Lot’s of rain while on the road across to Bashkordostan and Tatarstan. Another sign of coming closer to “home”. The hitchhiking was slow, though we got a lot of short but interesting rides. Like a Gazel marshrutka driver that was picking up everyone from the side of the road and refusing to take any money from the passengers; or a tatar man on the old Zhiguli telling stories from his army service time in GDR; or a man from Naberezhnye Chelny giving us a tour of the city and showing all factories of the famous Kamaz.
We were still 100km away from Kazan, it was getting dark and I went to the closest gas station to interview the drivers. After a 5 min discussion we were getting a ride from a young entrepreneur Zhenya in his new Toyota Prado jeep. We rolled into Kazan in darkness and Zhenya decided to give us a quick sightseeing tour around the city center. We were just amazed. Felt like we were back in Europe. Beautiful buildings, perfect roads, wide side walks and plenty of people outside enjoying the nice weather. No rain at all and summer warm. Zhenya and us stopped for a bite at the best Döner (Shawerma) place in the city. Such a nice welcome!
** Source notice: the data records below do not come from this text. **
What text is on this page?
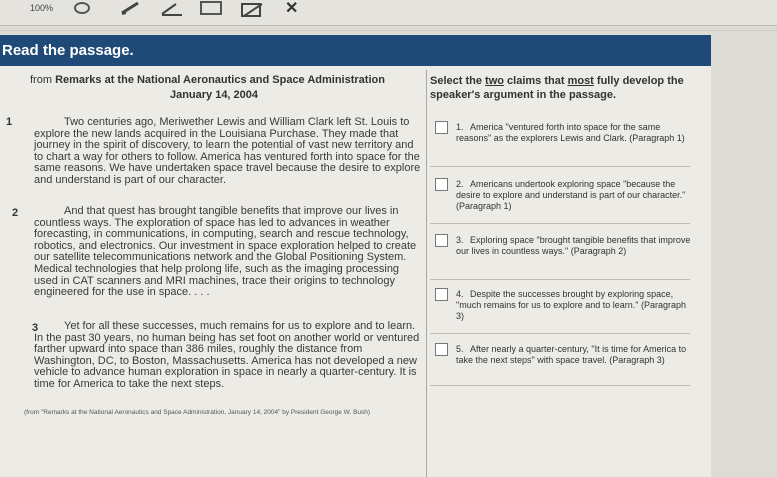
100%	✕
Read the passage.
from Remarks at the National Aeronautics and Space Administration
January 14, 2004
1	Two centuries ago, Meriwether Lewis and William Clark left St. Louis to explore the new lands acquired in the Louisiana Purchase. They made that journey in the spirit of discovery, to learn the potential of vast new territory and to chart a way for others to follow. America has ventured forth into space for the same reasons. We have undertaken space travel because the desire to explore and understand is part of our character.
2	And that quest has brought tangible benefits that improve our lives in countless ways. The exploration of space has led to advances in weather forecasting, in communications, in computing, search and rescue technology, robotics, and electronics. Our investment in space exploration helped to create our satellite telecommunications network and the Global Positioning System. Medical technologies that help prolong life, such as the imaging processing used in CAT scanners and MRI machines, trace their origins to technology engineered for the use in space. . . .
3	Yet for all these successes, much remains for us to explore and to learn. In the past 30 years, no human being has set foot on another world or ventured farther upward into space than 386 miles, roughly the distance from Washington, DC, to Boston, Massachusetts. America has not developed a new vehicle to advance human exploration in space in nearly a quarter-century. It is time for America to take the next steps.
(from "Remarks at the National Aeronautics and Space Administration, January 14, 2004" by President George W. Bush)
Select the two claims that most fully develop the speaker's argument in the passage.
1. America "ventured forth into space for the same reasons" as the explorers Lewis and Clark. (Paragraph 1)
2. Americans undertook exploring space "because the desire to explore and understand is part of our character." (Paragraph 1)
3. Exploring space "brought tangible benefits that improve our lives in countless ways." (Paragraph 2)
4. Despite the successes brought by exploring space, "much remains for us to explore and to learn." (Paragraph 3)
5. After nearly a quarter-century, "It is time for America to take the next steps" with space travel. (Paragraph 3)
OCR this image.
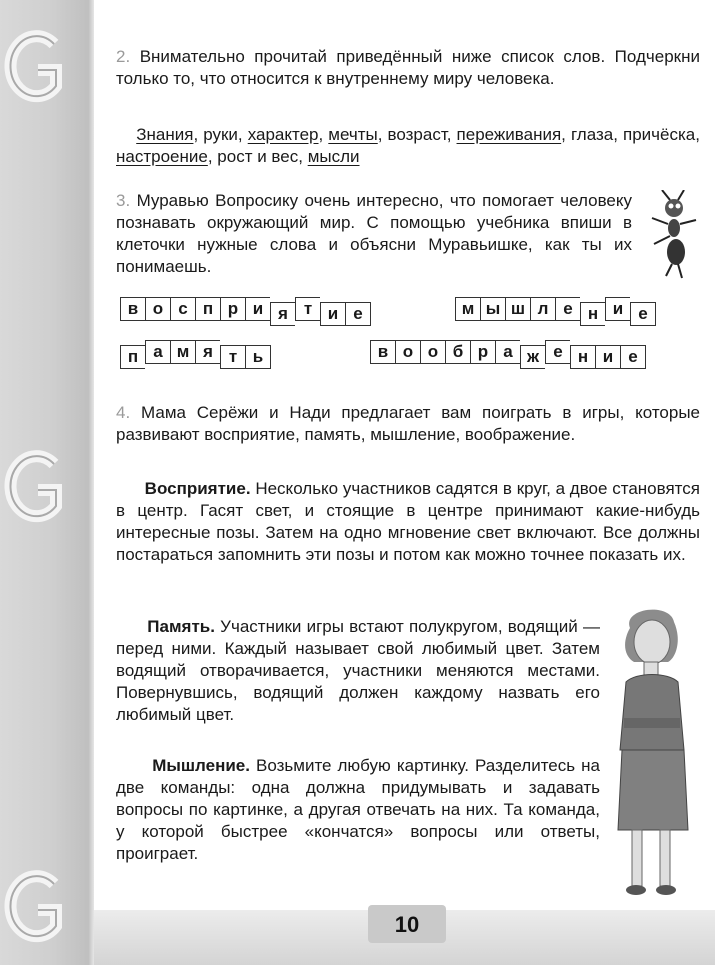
10
2. Внимательно прочитай приведённый ниже список слов. Подчеркни только то, что относится к внутреннему миру человека.
Знания, руки, характер, мечты, возраст, переживания, глаза, причёска, настроение, рост и вес, мысли
3. Муравью Вопросику очень интересно, что помогает человеку познавать окружающий мир. С помощью учебника впиши в клеточки нужные слова и объясни Муравьишке, как ты их понимаешь.
в о с п р и я т и е	м ы ш л е н и е
п а м я т ь	в о о б р а ж е н и е
4. Мама Серёжи и Нади предлагает вам поиграть в игры, которые развивают восприятие, память, мышление, воображение.
Восприятие. Несколько участников садятся в круг, а двое становятся в центр. Гасят свет, и стоящие в центре принимают какие-нибудь интересные позы. Затем на одно мгновение свет включают. Все должны постараться запомнить эти позы и потом как можно точнее показать их.
Память. Участники игры встают полукругом, водящий — перед ними. Каждый называет свой любимый цвет. Затем водящий отворачивается, участники меняются местами. Повернувшись, водящий должен каждому назвать его любимый цвет.
Мышление. Возьмите любую картинку. Разделитесь на две команды: одна должна придумывать и задавать вопросы по картинке, а другая отвечать на них. Та команда, у которой быстрее «кончатся» вопросы или ответы, проиграет.
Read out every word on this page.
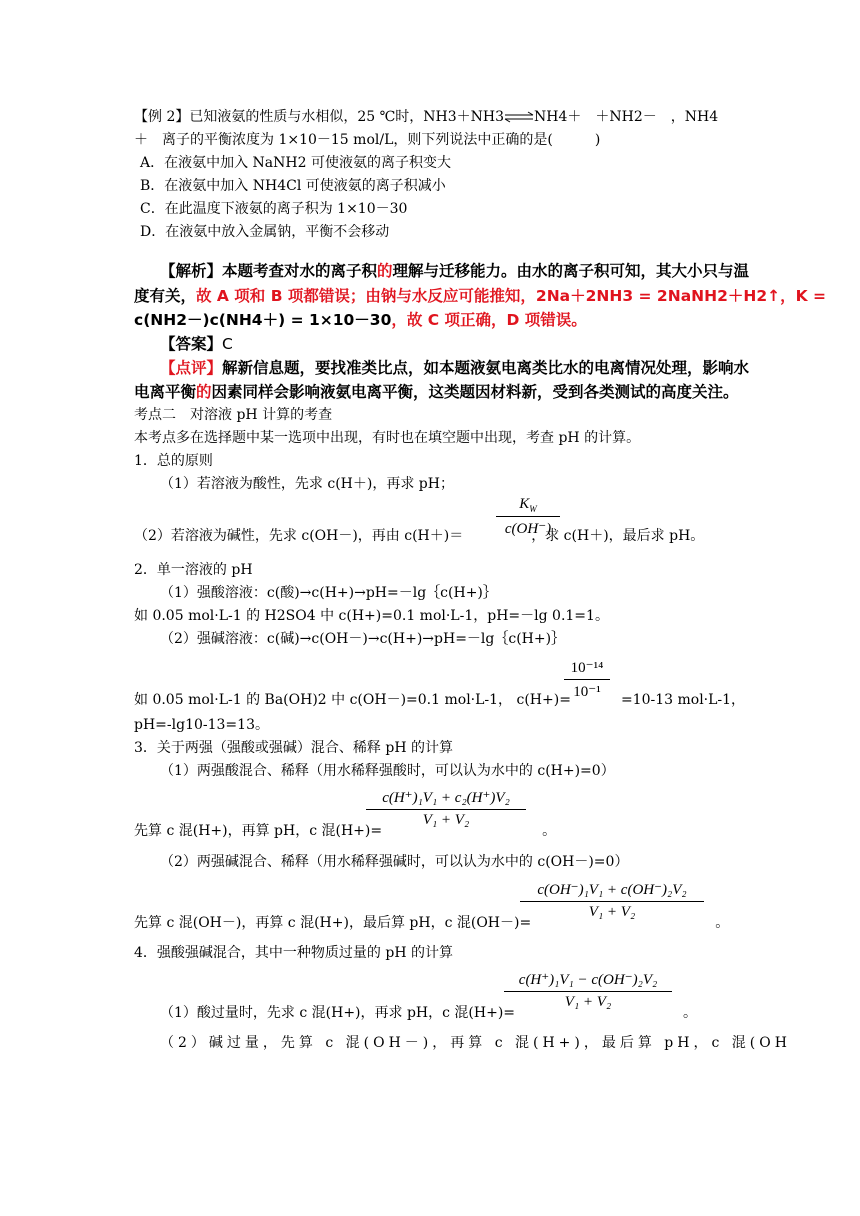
【例 2】已知液氨的性质与水相似，25 ℃时，NH3＋NH3⇌NH4＋　＋NH2－　，NH4
＋　离子的平衡浓度为 1×10－15 mol/L，则下列说法中正确的是(　　　)
A．在液氨中加入 NaNH2 可使液氨的离子积变大
B．在液氨中加入 NH4Cl 可使液氨的离子积减小
C．在此温度下液氨的离子积为 1×10－30
D．在液氨中放入金属钠，平衡不会移动
【解析】本题考查对水的离子积的理解与迁移能力。由水的离子积可知，其大小只与温
度有关，故 A 项和 B 项都错误；由钠与水反应可能推知，2Na＋2NH3 = 2NaNH2＋H2↑，K =
c(NH2－)c(NH4＋) = 1×10－30，故 C 项正确，D 项错误。
【答案】C
【点评】解新信息题，要找准类比点，如本题液氨电离类比水的电离情况处理，影响水
电离平衡的因素同样会影响液氨电离平衡，这类题因材料新，受到各类测试的高度关注。
考点二　对溶液 pH 计算的考查
本考点多在选择题中某一选项中出现，有时也在填空题中出现，考查 pH 的计算。
1．总的原则
（1）若溶液为酸性，先求 c(H＋)，再求 pH；
$K_W$
c(OH⁻)
（2）若溶液为碱性，先求 c(OH－)，再由 c(H＋)＝	，求 c(H＋)，最后求 pH。
2．单一溶液的 pH
（1）强酸溶液：c(酸)→c(H+)→pH=－lg｛c(H+)｝
如 0.05 mol·L-1 的 H2SO4 中 c(H+)=0.1 mol·L-1，pH=－lg 0.1=1。
（2）强碱溶液：c(碱)→c(OH－)→c(H+)→pH=－lg｛c(H+)｝
10⁻¹⁴
10⁻¹
如 0.05 mol·L-1 的 Ba(OH)2 中 c(OH－)=0.1 mol·L-1， c(H+)=	=10-13 mol·L-1，
pH=-lg10-13=13。
3．关于两强（强酸或强碱）混合、稀释 pH 的计算
（1）两强酸混合、稀释（用水稀释强酸时，可以认为水中的 c(H+)=0）
c(H⁺)₁V₁ + c₂(H⁺)V₂
V₁ + V₂
先算 c 混(H+)，再算 pH，c 混(H+)=	。
（2）两强碱混合、稀释（用水稀释强碱时，可以认为水中的 c(OH－)=0）
c(OH⁻)₁V₁ + c(OH⁻)₂V₂
V₁ + V₂
先算 c 混(OH－)，再算 c 混(H+)，最后算 pH，c 混(OH－)=	。
4．强酸强碱混合，其中一种物质过量的 pH 的计算
c(H⁺)₁V₁ − c(OH⁻)₂V₂
V₁ + V₂
（1）酸过量时，先求 c 混(H+)，再求 pH，c 混(H+)=	。
（2）碱过量，先算 c 混(OH－)，再算 c 混(H+)，最后算 pH，c 混(OH
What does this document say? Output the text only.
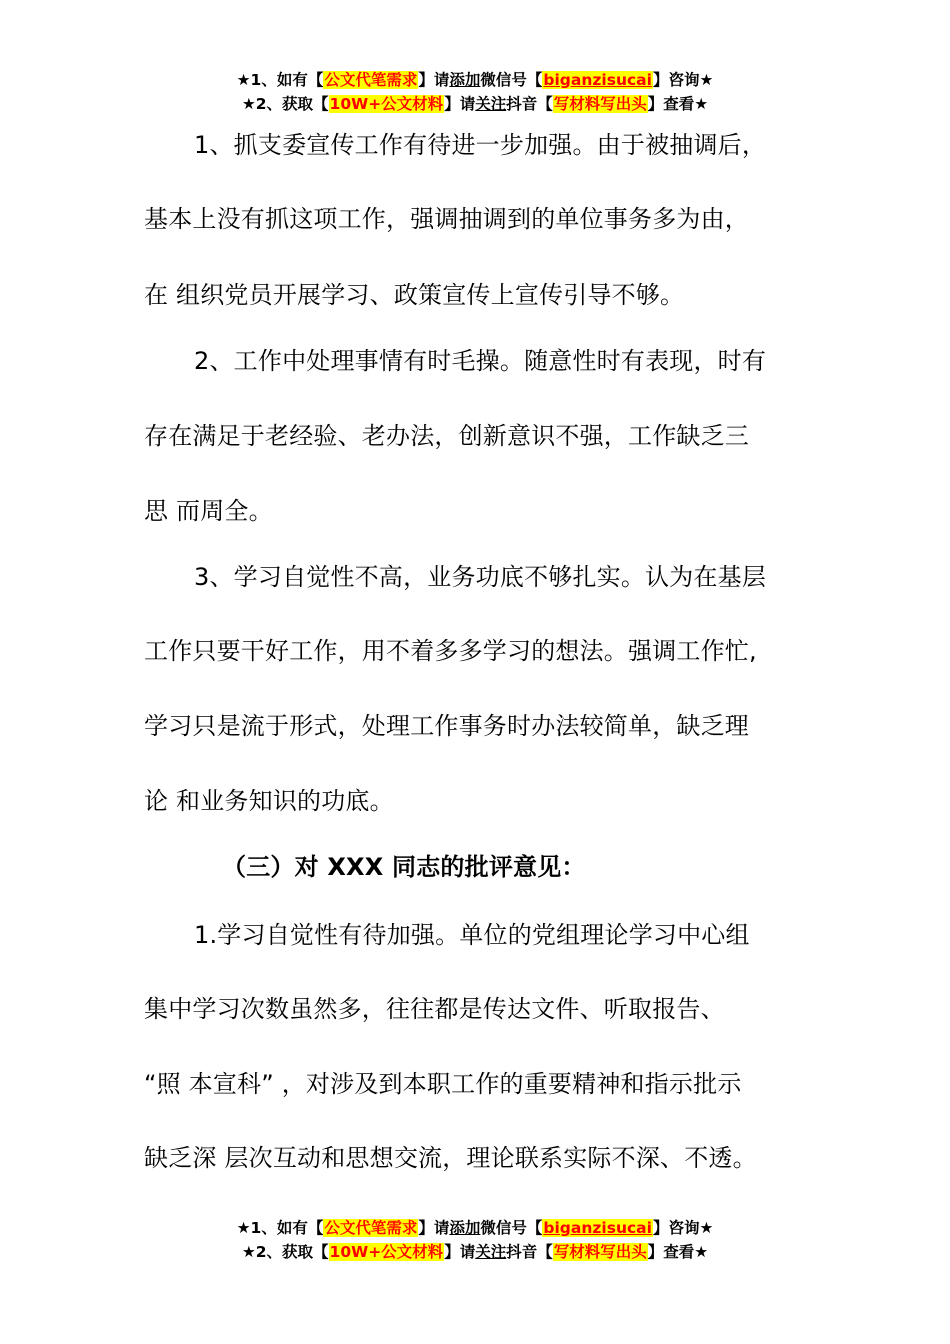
★1、如有【公文代笔需求】请添加微信号【biganzisucai】咨询★
★2、获取【10W+公文材料】请关注抖音【写材料写出头】查看★
1、抓支委宣传工作有待进一步加强。由于被抽调后，
基本上没有抓这项工作，强调抽调到的单位事务多为由，
在 组织党员开展学习、政策宣传上宣传引导不够。
2、工作中处理事情有时毛操。随意性时有表现，时有
存在满足于老经验、老办法，创新意识不强，工作缺乏三
思 而周全。
3、学习自觉性不高，业务功底不够扎实。认为在基层
工作只要干好工作，用不着多多学习的想法。强调工作忙,
学习只是流于形式，处理工作事务时办法较简单，缺乏理
论 和业务知识的功底。
（三）对 XXX 同志的批评意见：
1.学习自觉性有待加强。单位的党组理论学习中心组
集中学习次数虽然多，往往都是传达文件、听取报告、
“照 本宣科” ，对涉及到本职工作的重要精神和指示批示
缺乏深 层次互动和思想交流，理论联系实际不深、不透。
★1、如有【公文代笔需求】请添加微信号【biganzisucai】咨询★
★2、获取【10W+公文材料】请关注抖音【写材料写出头】查看★
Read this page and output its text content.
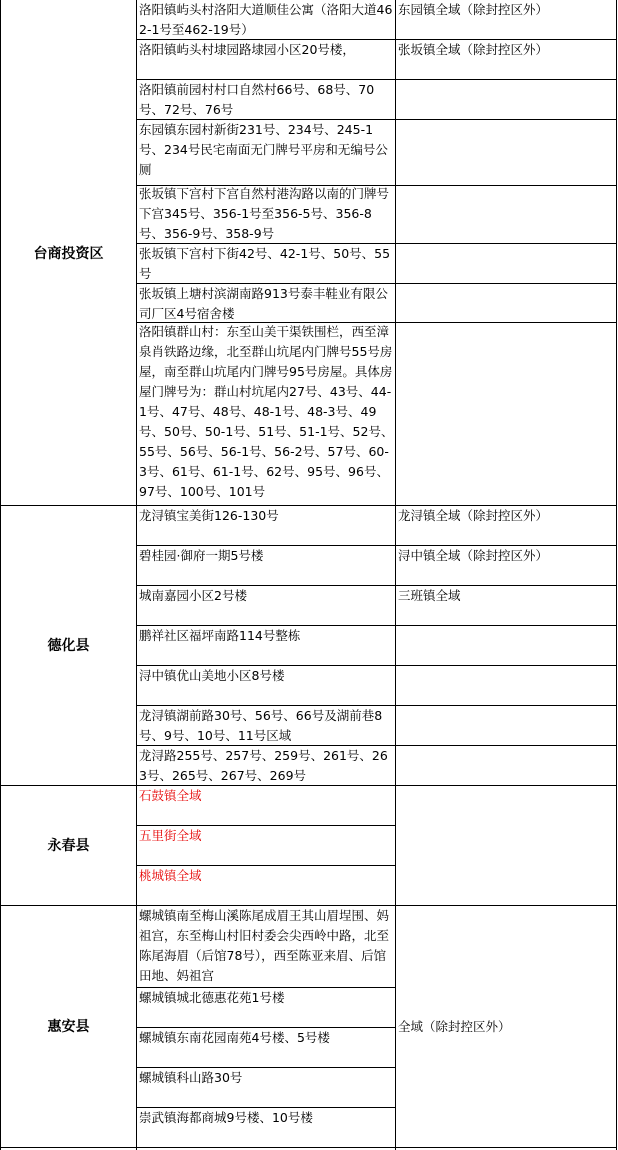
台商投资区
德化县
永春县
惠安县
洛阳镇屿头村洛阳大道顺佳公寓（洛阳大道462-1号至462-19号）
洛阳镇屿头村埭园路埭园小区20号楼，
洛阳镇前园村村口自然村66号、68号、70号、72号、76号
东园镇东园村新街231号、234号、245-1号、234号民宅南面无门牌号平房和无编号公厕
张坂镇下宫村下宫自然村港沟路以南的门牌号下宫345号、356-1号至356-5号、356-8号、356-9号、358-9号
张坂镇下宫村下街42号、42-1号、50号、55号
张坂镇上塘村滨湖南路913号泰丰鞋业有限公司厂区4号宿舍楼
洛阳镇群山村：东至山美干渠铁围栏，西至漳泉肖铁路边缘，北至群山坑尾内门牌号55号房屋，南至群山坑尾内门牌号95号房屋。具体房屋门牌号为：群山村坑尾内27号、43号、44-1号、47号、48号、48-1号、48-3号、49号、50号、50-1号、51号、51-1号、52号、55号、56号、56-1号、56-2号、57号、60-3号、61号、61-1号、62号、95号、96号、97号、100号、101号
东园镇全域（除封控区外）
张坂镇全域（除封控区外）
龙浔镇宝美街126-130号
碧桂园·御府一期5号楼
城南嘉园小区2号楼
鹏祥社区福坪南路114号整栋
浔中镇优山美地小区8号楼
龙浔镇湖前路30号、56号、66号及湖前巷8号、9号、10号、11号区域
龙浔路255号、257号、259号、261号、263号、265号、267号、269号
龙浔镇全域（除封控区外）
浔中镇全域（除封控区外）
三班镇全域
石鼓镇全域
五里街全域
桃城镇全域
螺城镇南至梅山溪陈尾成眉王其山眉埕围、妈祖宫，东至梅山村旧村委会尖西岭中路，北至陈尾海眉（后馆78号），西至陈亚来眉、后馆田地、妈祖宫
螺城镇城北德惠花苑1号楼
螺城镇东南花园南苑4号楼、5号楼
螺城镇科山路30号
崇武镇海都商城9号楼、10号楼
全域（除封控区外）
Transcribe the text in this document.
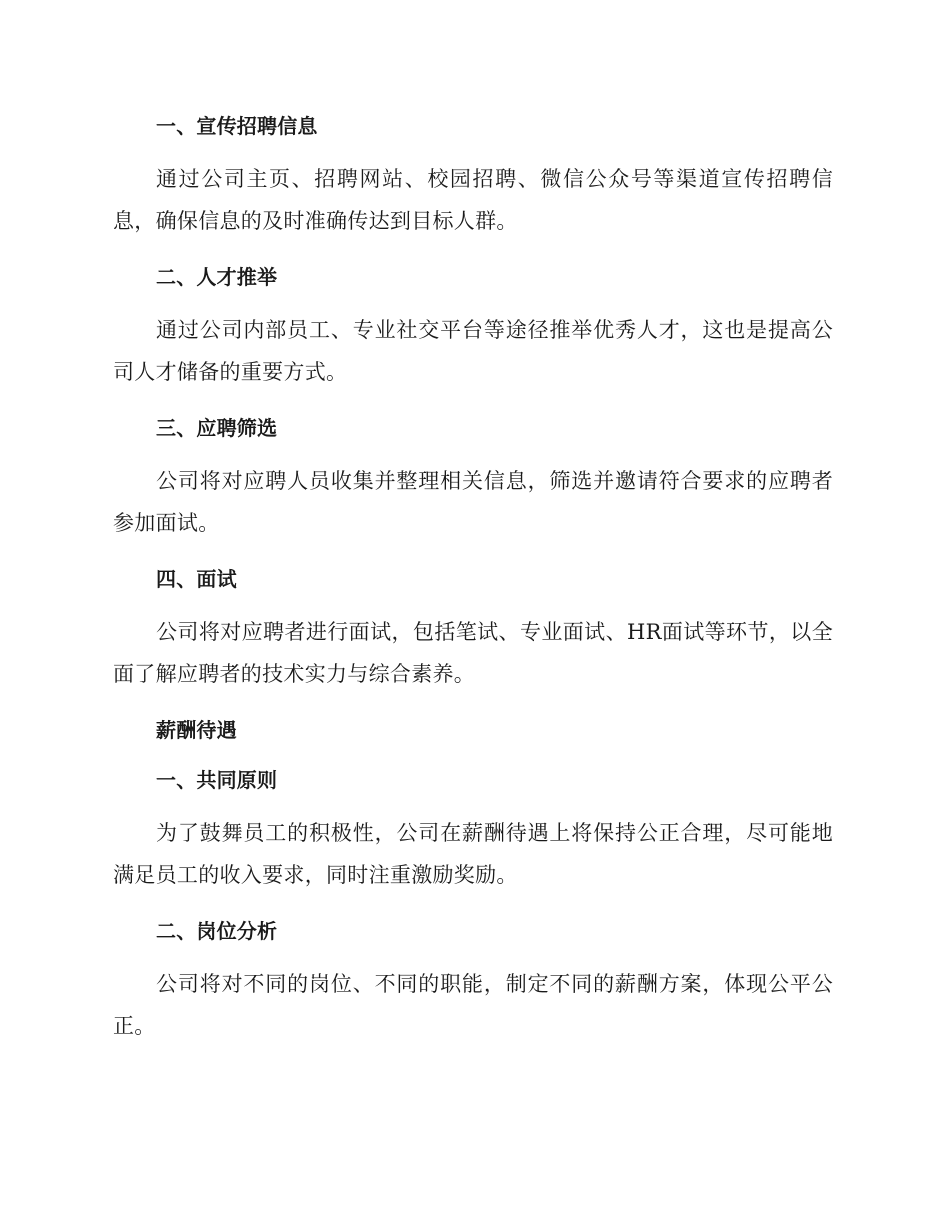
一、宣传招聘信息
通过公司主页、招聘网站、校园招聘、微信公众号等渠道宣传招聘信息，确保信息的及时准确传达到目标人群。
二、人才推举
通过公司内部员工、专业社交平台等途径推举优秀人才，这也是提高公司人才储备的重要方式。
三、应聘筛选
公司将对应聘人员收集并整理相关信息，筛选并邀请符合要求的应聘者参加面试。
四、面试
公司将对应聘者进行面试，包括笔试、专业面试、HR面试等环节，以全面了解应聘者的技术实力与综合素养。
薪酬待遇
一、共同原则
为了鼓舞员工的积极性，公司在薪酬待遇上将保持公正合理，尽可能地满足员工的收入要求，同时注重激励奖励。
二、岗位分析
公司将对不同的岗位、不同的职能，制定不同的薪酬方案，体现公平公正。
We stayed with a couchsurfer in Kazan, I must say Russia has a very active community and across the country we did not find a couch only once in Komsomolsk-on-Amur. The next 2 days we spent outside exploring Tatarstan’s capital, Roma the host is a great ambassador of his city and he showed us nice hidden corners and food spots off the tourist route. We were truly amazed how Tatarstan and Kazan are different from the rest of Russia (at least the East of it). Roads are the same as in Germany :), a lot of nice well-maintained parks, wide sidewalks, no uncovered manholes, organized public transport with announcements in 3 languages (Tatar, RU, EN), clean city with the renovated buildings and even contemporary architecture looks nice (no grey paneláky); polite drivers and a lot of smiling happy people. I guess, when the basic problems are solved and there is no need to worry about dying on the street, people can smile and start using their energy in a different way, like promoting culture and communicating with each other rather than complaining.
We liked Kazan a lot and its friendly people, I guess if ever get to buy a property in Russia, I would have Kazan on my list 🙂 Plus it is a Muslim republic, which brings a nice diversification to the dough-potato cuisine of Russia.